For many computers around the world, the arrival of DLSS and other upscaling technologies is the cure for the inevitable obsolescence of hardware. With less power, you can achieve insane graphics, as long as technology keeps advancing. And in this regard, Nvidia is the queen with its DLSS.
It’s likely that a future version of DLSS will include full neural rendering, as explained by Bryan Catanzaro, Vice President of Applied Deep Learning Research at Nvidia.
In a roundtable discussion organized by Digital Foundry, several industry experts discussed the future of AI in the gaming business.
During the conversation, Nvidia’s Catanzaro raised some eyebrows with his candid predictions about key features of a hypothetical “DLSS 10.”
A technology that has been evolving since the RTX 20 series in 2018
We have seen significant advancements in Nvidia’s DLSS technology over the years. Initially launched with the RTX 20 series GPUs, many questioned the true value of technologies like the Tensor cores included in gaming GPUs.
The early ray tracing games and the first version of DLSS were of questionable merit. However, DLSS 2 improved the technology and made it more useful, leading to wider adoption and imitation, first through FSR2 and later with XeSS.
DLSS 3 debuted with the RTX 40 series graphics cards, introducing Frame Generation technology. With upscaling and frame generation, neural rendering potentially allows a game to fully render only 1/8 (12.5%) of the pixels.
More recently, DLSS 3.5 offered improved noise removal algorithms for ray tracing games with the introduction of ray reconstruction technology.
This timeline raises questions about the path Nvidia might take in future versions of DLSS. And, of course, “Deep Learning Super Sampling” no longer truly applies, as the last two additions have focused on other aspects of rendering.
Where is Nvidia’s DLSS headed?
Digital Foundry posed this question to the group: “Where do you see DLSS going in the future? What other problem areas could machine learning address adequately?”
Bryan Catanzaro immediately brought up the topic of full neural rendering. This idea is not as far-fetched as it may seem. Catanzaro reminded the panel that at the NeurIPS conference in 2018, Nvidia researchers demonstrated an open-world real-time rendered world using a neural network.
During that demo, the UE4 game engine provided data on what objects were in a scene, where they were, etc., and neural rendering provided all the on-screen graphics.
The graphics in 2018 were quite basic: “Nothing that came close to Cyberpunk,” Catanzaro admitted. However, advances in AI image generation have been incredible since then. Just look at the leaps in image generation by AI we’ve seen in the past year, for example.

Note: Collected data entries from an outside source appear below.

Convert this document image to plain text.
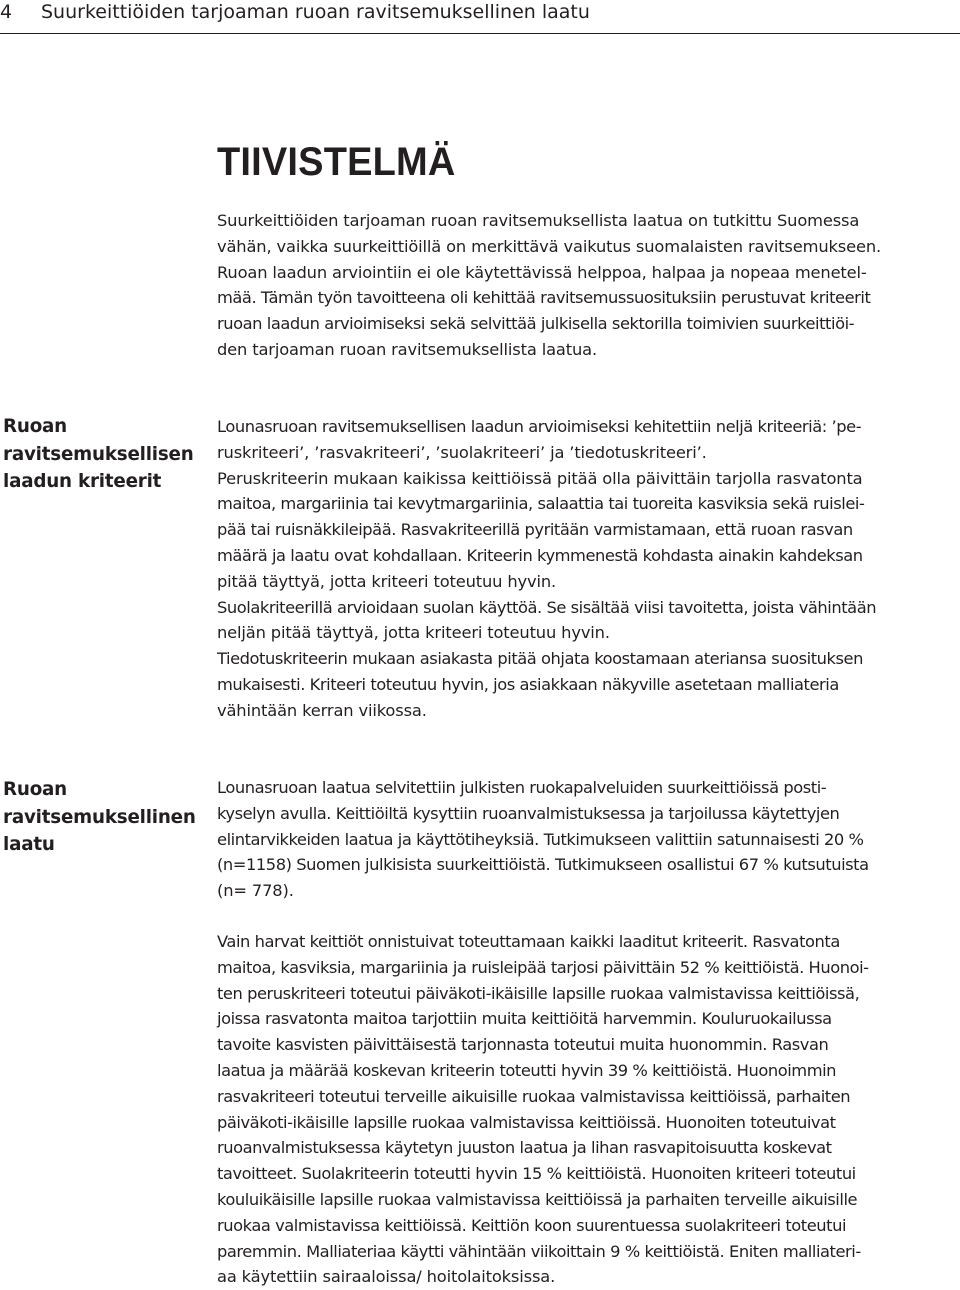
4 Suurkeittiöiden tarjoaman ruoan ravitsemuksellinen laatu
TIIVISTELMÄ
Suurkeittiöiden tarjoaman ruoan ravitsemuksellista laatua on tutkittu Suomessa
vähän, vaikka suurkeittiöillä on merkittävä vaikutus suomalaisten ravitsemukseen.
Ruoan laadun arviointiin ei ole käytettävissä helppoa, halpaa ja nopeaa menetel-
mää. Tämän työn tavoitteena oli kehittää ravitsemussuosituksiin perustuvat kriteerit
ruoan laadun arvioimiseksi sekä selvittää julkisella sektorilla toimivien suurkeittiöi-
den tarjoaman ruoan ravitsemuksellista laatua.
Ruoan
ravitsemuksellisen
laadun kriteerit
Lounasruoan ravitsemuksellisen laadun arvioimiseksi kehitettiin neljä kriteeriä: ’pe-
ruskriteeri’, ’rasvakriteeri’, ’suolakriteeri’ ja ’tiedotuskriteeri’.
Peruskriteerin mukaan kaikissa keittiöissä pitää olla päivittäin tarjolla rasvatonta
maitoa, margariinia tai kevytmargariinia, salaattia tai tuoreita kasviksia sekä ruislei-
pää tai ruisnäkkileipää. Rasvakriteerillä pyritään varmistamaan, että ruoan rasvan
määrä ja laatu ovat kohdallaan. Kriteerin kymmenestä kohdasta ainakin kahdeksan
pitää täyttyä, jotta kriteeri toteutuu hyvin.
Suolakriteerillä arvioidaan suolan käyttöä. Se sisältää viisi tavoitetta, joista vähintään
neljän pitää täyttyä, jotta kriteeri toteutuu hyvin.
Tiedotuskriteerin mukaan asiakasta pitää ohjata koostamaan ateriansa suosituksen
mukaisesti. Kriteeri toteutuu hyvin, jos asiakkaan näkyville asetetaan malliateria
vähintään kerran viikossa.
Ruoan
ravitsemuksellinen
laatu
Lounasruoan laatua selvitettiin julkisten ruokapalveluiden suurkeittiöissä posti-
kyselyn avulla. Keittiöiltä kysyttiin ruoanvalmistuksessa ja tarjoilussa käytettyjen
elintarvikkeiden laatua ja käyttötiheyksiä. Tutkimukseen valittiin satunnaisesti 20 %
(n=1158) Suomen julkisista suurkeittiöistä. Tutkimukseen osallistui 67 % kutsutuista
(n= 778).
Vain harvat keittiöt onnistuivat toteuttamaan kaikki laaditut kriteerit. Rasvatonta
maitoa, kasviksia, margariinia ja ruisleipää tarjosi päivittäin 52 % keittiöistä. Huonoi-
ten peruskriteeri toteutui päiväkoti-ikäisille lapsille ruokaa valmistavissa keittiöissä,
joissa rasvatonta maitoa tarjottiin muita keittiöitä harvemmin. Kouluruokailussa
tavoite kasvisten päivittäisestä tarjonnasta toteutui muita huonommin. Rasvan
laatua ja määrää koskevan kriteerin toteutti hyvin 39 % keittiöistä. Huonoimmin
rasvakriteeri toteutui terveille aikuisille ruokaa valmistavissa keittiöissä, parhaiten
päiväkoti-ikäisille lapsille ruokaa valmistavissa keittiöissä. Huonoiten toteutuivat
ruoanvalmistuksessa käytetyn juuston laatua ja lihan rasvapitoisuutta koskevat
tavoitteet. Suolakriteerin toteutti hyvin 15 % keittiöistä. Huonoiten kriteeri toteutui
kouluikäisille lapsille ruokaa valmistavissa keittiöissä ja parhaiten terveille aikuisille
ruokaa valmistavissa keittiöissä. Keittiön koon suurentuessa suolakriteeri toteutui
paremmin. Malliateriaa käytti vähintään viikoittain 9 % keittiöistä. Eniten malliateri-
aa käytettiin sairaaloissa/ hoitolaitoksissa.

Catanzaro suggested that the 2018 demo was a glimpse into a significant area of generative AI growth in gaming. “DLSS 10 (in a very distant future) is going to be an entirely neural rendering system,” he speculated. The result will be games “more immersive and beautiful” than most can imagine today.

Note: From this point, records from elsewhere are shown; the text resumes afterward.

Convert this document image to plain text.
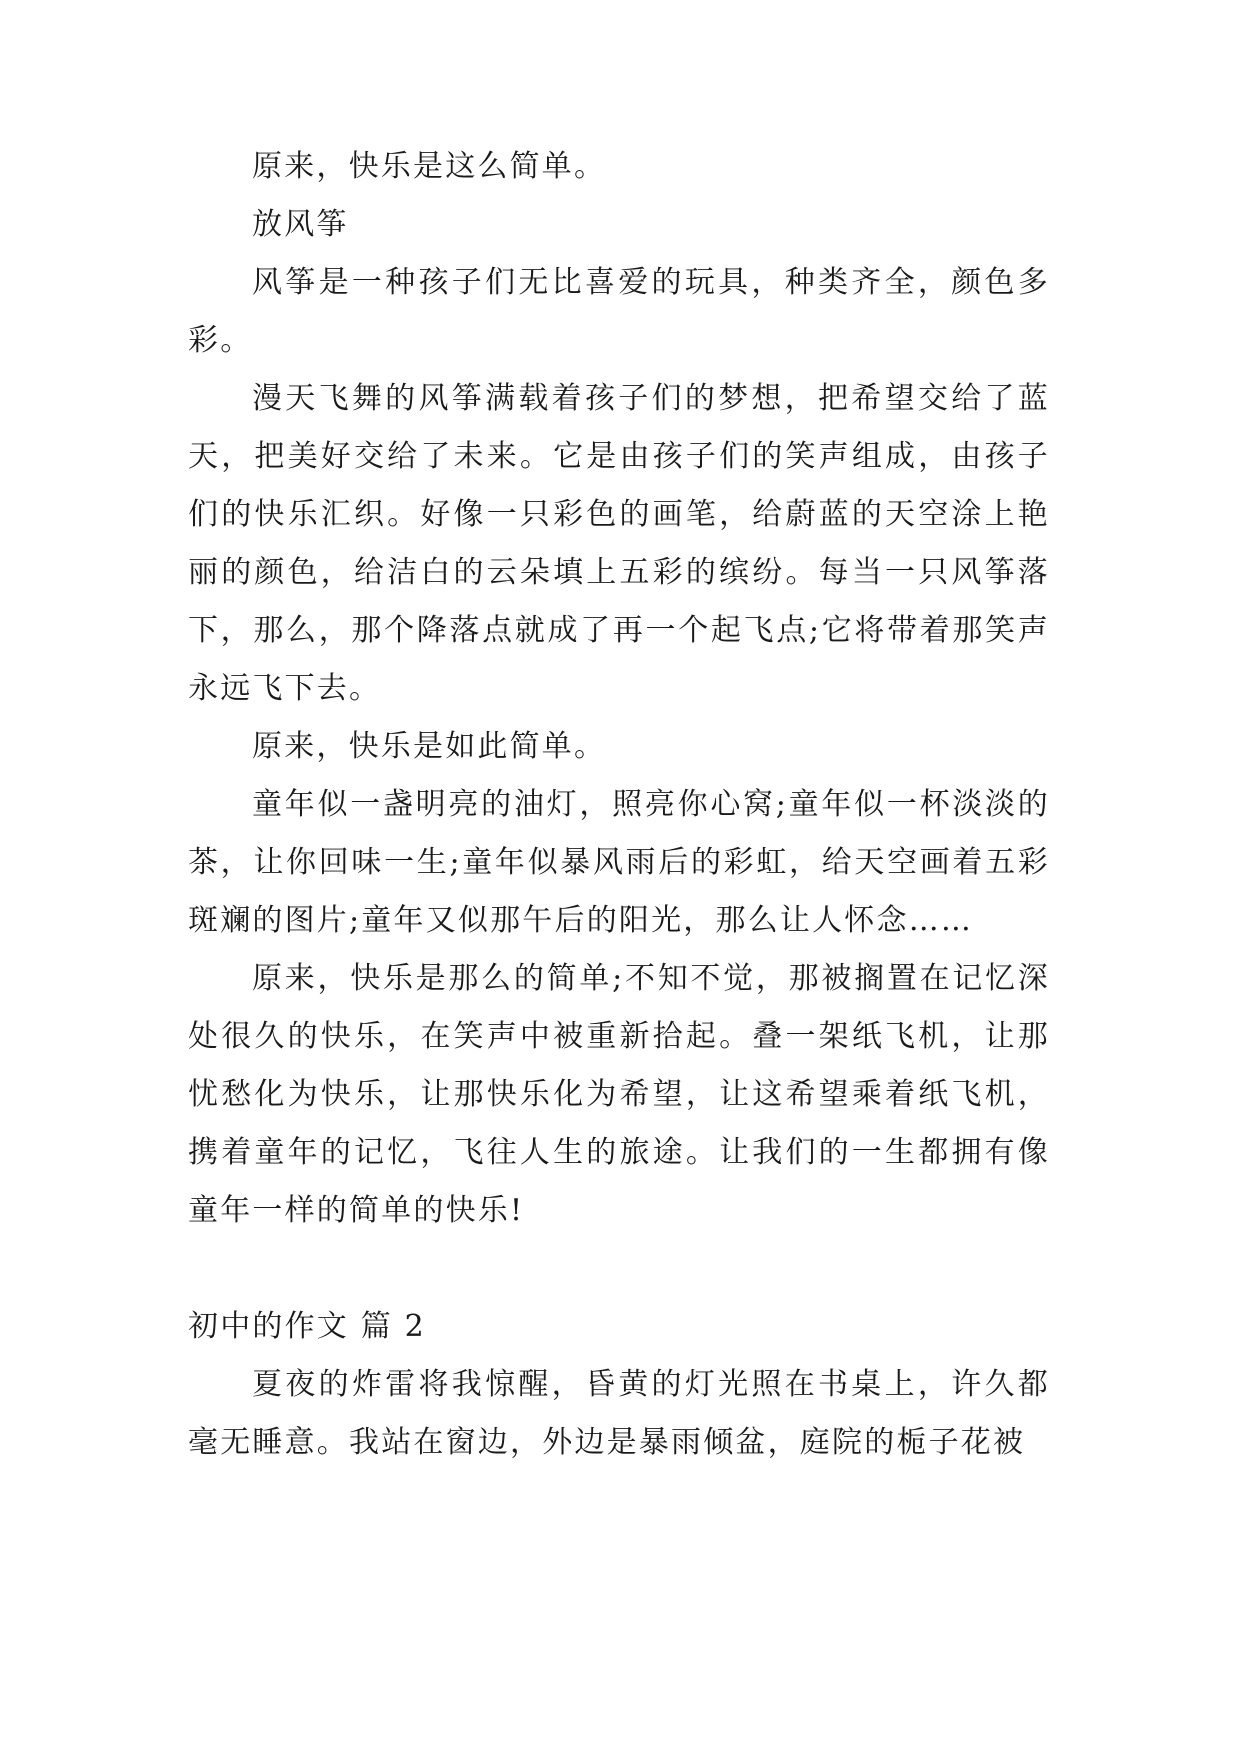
原来，快乐是这么简单。

放风筝

风筝是一种孩子们无比喜爱的玩具，种类齐全，颜色多彩。

漫天飞舞的风筝满载着孩子们的梦想，把希望交给了蓝天，把美好交给了未来。它是由孩子们的笑声组成，由孩子们的快乐汇织。好像一只彩色的画笔，给蔚蓝的天空涂上艳丽的颜色，给洁白的云朵填上五彩的缤纷。每当一只风筝落下，那么，那个降落点就成了再一个起飞点;它将带着那笑声永远飞下去。

原来，快乐是如此简单。

童年似一盏明亮的油灯，照亮你心窝;童年似一杯淡淡的茶，让你回味一生;童年似暴风雨后的彩虹，给天空画着五彩斑斓的图片;童年又似那午后的阳光，那么让人怀念……

原来，快乐是那么的简单;不知不觉，那被搁置在记忆深处很久的快乐，在笑声中被重新拾起。叠一架纸飞机，让那忧愁化为快乐，让那快乐化为希望，让这希望乘着纸飞机，携着童年的记忆，飞往人生的旅途。让我们的一生都拥有像童年一样的简单的快乐!

初中的作文 篇 2

夏夜的炸雷将我惊醒，昏黄的灯光照在书桌上，许久都毫无睡意。我站在窗边，外边是暴雨倾盆，庭院的栀子花被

Between now and DLSS 10, Catanzaro believes we will see a gradual, developer-controllable, and coherent process. Developers already have experience with tools that allow them to steer their vision using traditional game engines and 2D/3D rendering technology.
They need similar, finely controlled tools ready for generative AI, noted Nvidia’s Vice President. It appears that the future of graphics in video games isn’t just about more power but also more technology.